Eriksson has been studying the NAV system since taking office last fall and met with dozens of NAV users and employees face-to-face last spring, in order to gather information and ideas. A commission set up to go through all facets of the NAV system is due to begin work this autumn. Newspaper Aftenposten editorialized in support of his proposals on Wednesday: “It’s worth a try to find new ways of warding off long-term unemployment and the prospect of falling outside of society.” For some youth, the paper noted, it can be necessary to prod them into getting up and out in the morning, and they also shouldn’t be paid as much in benefits as they’d get in a low-paid job. Cutting benefits, the paper reasoned, can make them more motivated to work instead of just collecting welfare.

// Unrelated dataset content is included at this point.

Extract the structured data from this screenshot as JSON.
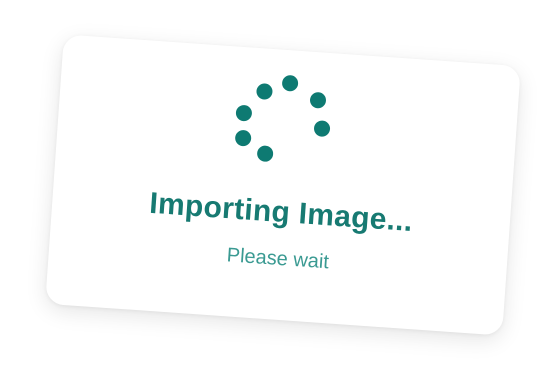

SV: Go after the swindlers first
Eriksson, of the conservative Progress Party, faces predictable skepticism and criticism from opposition parties in Parliament. Johnny Ingebrigtsen of the Socialist Left (SV) thinks the government should concentrate on welfare fraud instead.

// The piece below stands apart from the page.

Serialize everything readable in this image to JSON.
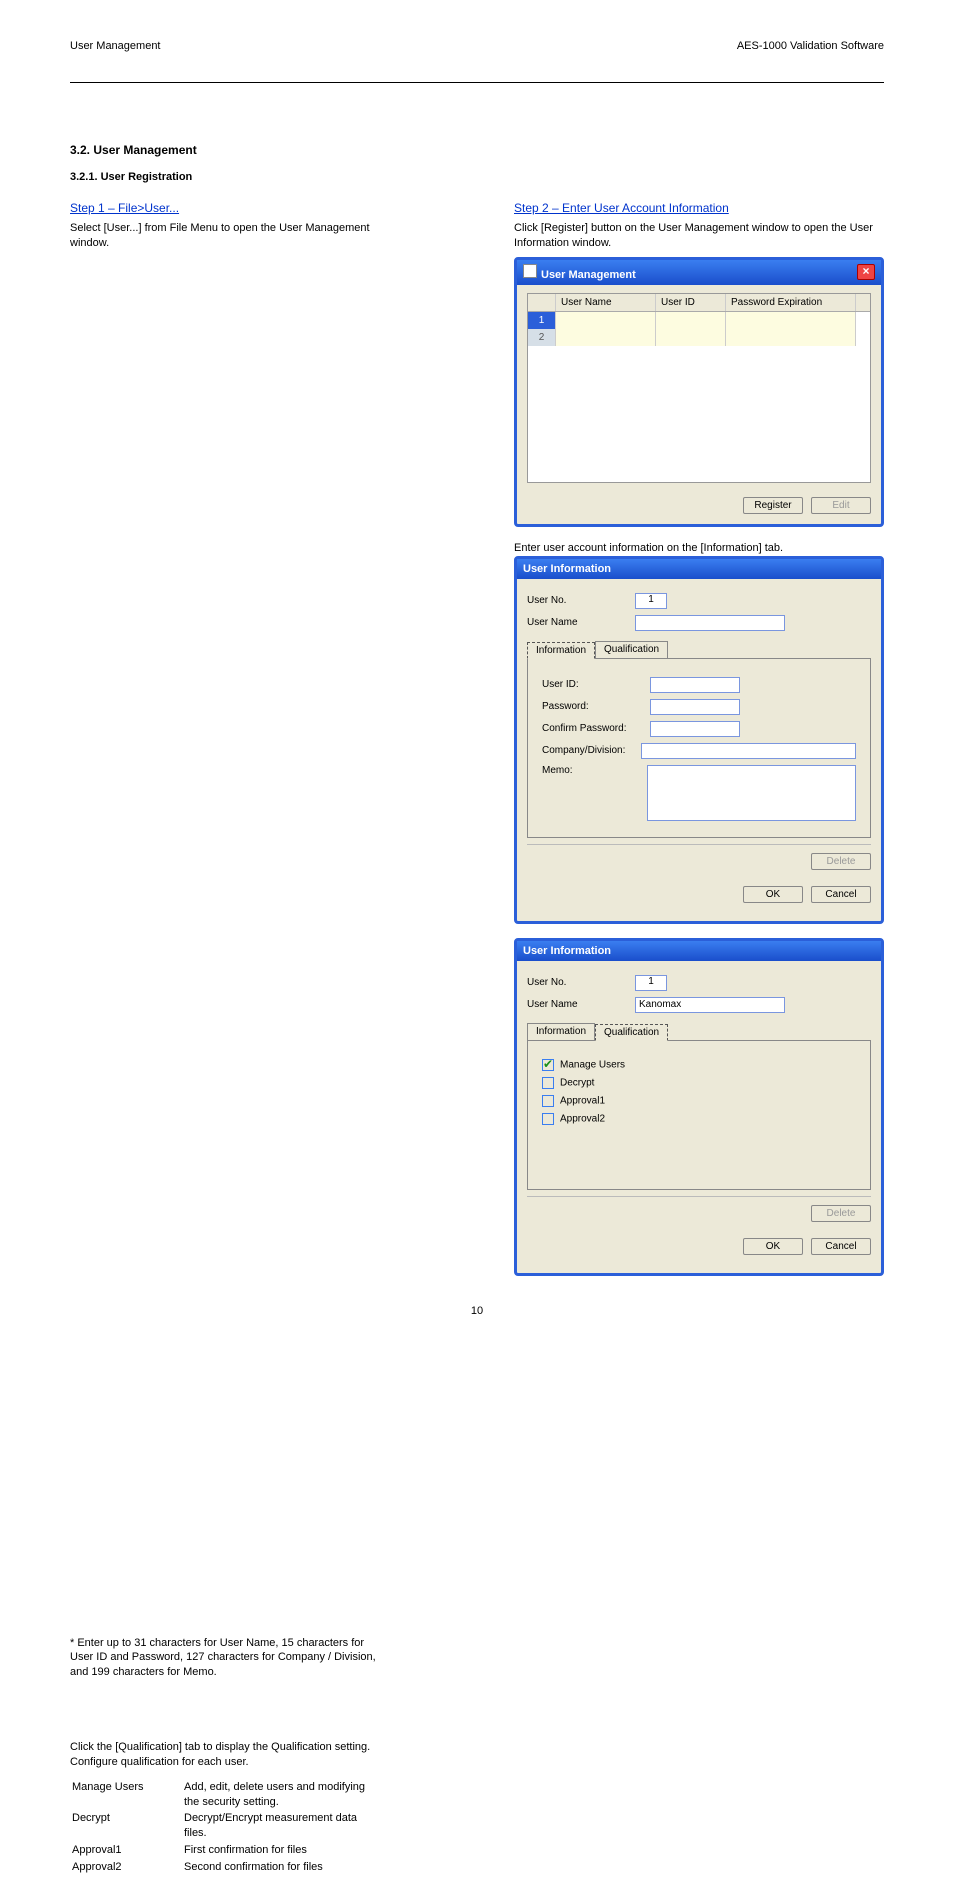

“We know that there are people who cheat the system,” Ingebrigtsen told NTB. “There are people collecting benefits who have the health and resources to work but who don’t. We need to smoke them out. Swindlers undermine the entire welfare system and respect for it.”

SV firmly opposes Eriksson’s plans to activate all welfare recipients. “Those who exploit the system mustn’t be confused with those who are struggling and who need to be taken care of,” Ingebriftsen said.

Eriksson maintains that the NAV system is overdue for modernization. “The challenge is that we will have around 1 million more people living in Norway by 2030,” he said. “That means among other things that the number of people working compared to those on pensions will sink to 2.9. There will be more youth who don’t complete high school along with tougher competition for jobs. So we must be more active before we can be passive.”

Eriksson also worries that welfare recipients tend to inherit the practice from their parents. Ingebrigtsen rejects that idea: “Studies show that there aren’t many recipients who’ve inherited a life on welfare,” he said. “There aren’t so many who are simply lazy.”